Help Needed: Looping Through AWS S3 Folders to Extract CSVs

kowisoft · November 26, 2024, 9:42am

Dear KNIMErs,

I am trying to build a workflow to loop through multiple AWS S3 folders daily and extract CSV files. The folder structure has both fixed and dynamic components, which I’ll explain in detail below. Despite my efforts, I am struggling to dynamically feed the file path into the CSV Reader node.

Here’s the folder structure inside the S3 bucket:

a/b/c/product-name-a/MONTHLY/2024-10-01/2024-10-31/xycabz345aaa-2024-10-31.csv

Breakdown of the Folder and File Structure:

a/b/c: Fixed path defining the main subfolder for daily snapshot files.
product-name-a: Semi-dynamic . This represents one of ~20-30 products. The product names are fixed for now but may change over time.
MONTHLY: A subfolder present in each product folder.
2024-10-01: The month-level subfolder. It reflects the date the folder was created (e.g., October 1st) and contains all files for that month.
2024-10-31: The daily snapshot subfolder, labeled with the creation date (e.g., October 31st).
xycabz345aaa-2024-10-31.csv: The dynamic CSV file name, combining a random hash and the creation date.

What I Have Tried:

To handle the dynamic parts, I planned to:

Use loops and String Manipulation nodes to create the required folder structure.
Dynamically generate the file paths using List Files/Folders, String Manipulation, and String to Path nodes.
Feed the resulting file path as a flow variable into the CSV Reader node.

The Issue:

When I pass the dynamically created path as a flow variable to the CSV Reader, I get an error saying the file does not exist. This happens despite verifying that the path is correct when checked manually.

My Question:

Is there a way to dynamically pass a path flow variable into the CSV Reader node to successfully read data from AWS S3 buckets? If not, is there an alternative approach for handling such dynamic S3 folder structures in KNIME?

I appreciate any guidance or ideas to resolve this issue. Thank you in advance for your help!

Add94 · November 26, 2024, 9:57pm

Hi @kowisoft

If you try to read a single file in KNIME it works but the issue occurs when looping and dynamically changing the path?

What I mean by the above is, are there definitely no access rights issues trying to access those S3 buckets via KNIME?. I had similar issues a while ago trying to access SharePoint files - turned out I had the right access as a user but the KNIME app itself had limited access privileges.
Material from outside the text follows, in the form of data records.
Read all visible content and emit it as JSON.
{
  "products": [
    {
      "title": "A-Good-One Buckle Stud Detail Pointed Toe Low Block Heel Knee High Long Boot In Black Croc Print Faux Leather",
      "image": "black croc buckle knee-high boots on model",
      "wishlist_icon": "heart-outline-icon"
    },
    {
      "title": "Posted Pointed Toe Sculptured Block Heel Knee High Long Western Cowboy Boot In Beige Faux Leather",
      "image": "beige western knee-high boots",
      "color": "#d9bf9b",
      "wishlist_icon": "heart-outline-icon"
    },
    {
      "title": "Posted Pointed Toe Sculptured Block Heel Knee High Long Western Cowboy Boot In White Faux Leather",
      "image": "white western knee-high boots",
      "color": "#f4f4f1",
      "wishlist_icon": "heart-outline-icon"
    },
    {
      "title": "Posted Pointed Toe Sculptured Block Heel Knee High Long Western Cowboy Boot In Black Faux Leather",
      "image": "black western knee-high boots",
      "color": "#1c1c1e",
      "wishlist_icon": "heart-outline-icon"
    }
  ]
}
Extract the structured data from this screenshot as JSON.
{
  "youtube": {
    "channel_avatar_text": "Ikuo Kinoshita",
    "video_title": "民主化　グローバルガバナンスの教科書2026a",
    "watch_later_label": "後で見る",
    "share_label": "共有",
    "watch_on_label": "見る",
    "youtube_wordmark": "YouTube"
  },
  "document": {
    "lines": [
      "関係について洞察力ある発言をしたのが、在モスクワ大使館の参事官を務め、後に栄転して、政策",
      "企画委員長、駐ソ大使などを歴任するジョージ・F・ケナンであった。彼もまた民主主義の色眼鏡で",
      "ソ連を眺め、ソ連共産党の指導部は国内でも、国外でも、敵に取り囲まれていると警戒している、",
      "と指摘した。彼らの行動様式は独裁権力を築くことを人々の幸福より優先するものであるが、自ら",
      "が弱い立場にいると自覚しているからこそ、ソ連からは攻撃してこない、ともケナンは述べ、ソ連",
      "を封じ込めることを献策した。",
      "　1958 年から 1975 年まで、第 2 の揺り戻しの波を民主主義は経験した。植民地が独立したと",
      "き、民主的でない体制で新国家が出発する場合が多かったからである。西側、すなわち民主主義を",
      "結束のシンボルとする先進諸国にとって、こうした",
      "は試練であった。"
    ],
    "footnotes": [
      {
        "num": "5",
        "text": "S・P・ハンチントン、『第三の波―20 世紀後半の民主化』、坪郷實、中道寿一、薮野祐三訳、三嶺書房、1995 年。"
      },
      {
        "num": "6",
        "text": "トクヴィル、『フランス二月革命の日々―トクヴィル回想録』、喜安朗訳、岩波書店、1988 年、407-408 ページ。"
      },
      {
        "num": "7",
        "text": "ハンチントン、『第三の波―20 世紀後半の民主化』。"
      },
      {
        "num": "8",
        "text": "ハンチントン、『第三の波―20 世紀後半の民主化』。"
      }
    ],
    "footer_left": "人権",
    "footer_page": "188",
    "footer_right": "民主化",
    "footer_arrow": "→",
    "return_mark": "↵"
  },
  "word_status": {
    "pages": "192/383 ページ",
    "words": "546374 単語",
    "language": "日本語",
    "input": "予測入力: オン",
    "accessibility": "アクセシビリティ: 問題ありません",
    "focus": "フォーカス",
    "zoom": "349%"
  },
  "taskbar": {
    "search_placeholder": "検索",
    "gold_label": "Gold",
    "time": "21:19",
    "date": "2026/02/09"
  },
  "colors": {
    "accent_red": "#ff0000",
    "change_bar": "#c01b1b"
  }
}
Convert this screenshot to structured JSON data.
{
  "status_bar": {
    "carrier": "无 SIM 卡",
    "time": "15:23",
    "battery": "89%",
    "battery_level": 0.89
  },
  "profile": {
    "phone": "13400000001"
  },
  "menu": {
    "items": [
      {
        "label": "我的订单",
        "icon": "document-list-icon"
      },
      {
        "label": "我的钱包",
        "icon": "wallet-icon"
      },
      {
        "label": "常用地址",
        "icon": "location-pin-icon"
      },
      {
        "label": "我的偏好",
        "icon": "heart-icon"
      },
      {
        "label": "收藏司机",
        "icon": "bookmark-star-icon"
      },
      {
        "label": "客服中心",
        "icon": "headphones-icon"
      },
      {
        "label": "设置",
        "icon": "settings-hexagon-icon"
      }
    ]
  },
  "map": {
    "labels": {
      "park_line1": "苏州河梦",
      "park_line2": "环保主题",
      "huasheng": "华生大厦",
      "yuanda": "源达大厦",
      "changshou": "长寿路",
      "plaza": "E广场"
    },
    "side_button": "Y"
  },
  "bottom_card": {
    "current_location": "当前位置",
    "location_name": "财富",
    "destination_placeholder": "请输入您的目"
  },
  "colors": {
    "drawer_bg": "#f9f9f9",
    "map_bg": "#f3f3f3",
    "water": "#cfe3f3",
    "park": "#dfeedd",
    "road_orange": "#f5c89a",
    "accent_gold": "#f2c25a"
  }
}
What about using the below node instead of the Amazon S3 connector?

mlauber71 · November 27, 2024, 4:09am

@kowisoft besides the question of access rights have you tried to combine this with a listing of existing files to see if the paths would work for that and knime does ‘see’ the files.

Are all files failing or does this sometimes work. In that case a re-try construct might help.

You also might check the exact error message in debug mode to see if there are further information.

kowisoft · November 28, 2024, 11:19am

Thank you both for your kind help @mlauber71 and @Add94 -

I finally got it working and the error I have encountered was based on me not understanding what String to Path node can do.

I was struggling with the fact that somehow I could only create LOCAL or RELATIVE TO paths but no CONNECTED paths. However, the latter is required by the List Files / Folders node if you want to read from an AWS S3 bucket dynamically.

But then it was simply a matter of adding an additional File System Connection Port to it and connecting it with the incoming connection from my Amazon S3 Connector node.

Now I only needed to loop through the different subfolders intelligently to get the files imported.

But both your comments somehow pushed me in the right direction, thanks again for that!

system · December 5, 2024, 11:20am

This topic was automatically closed 7 days after the last reply. New replies are no longer allowed.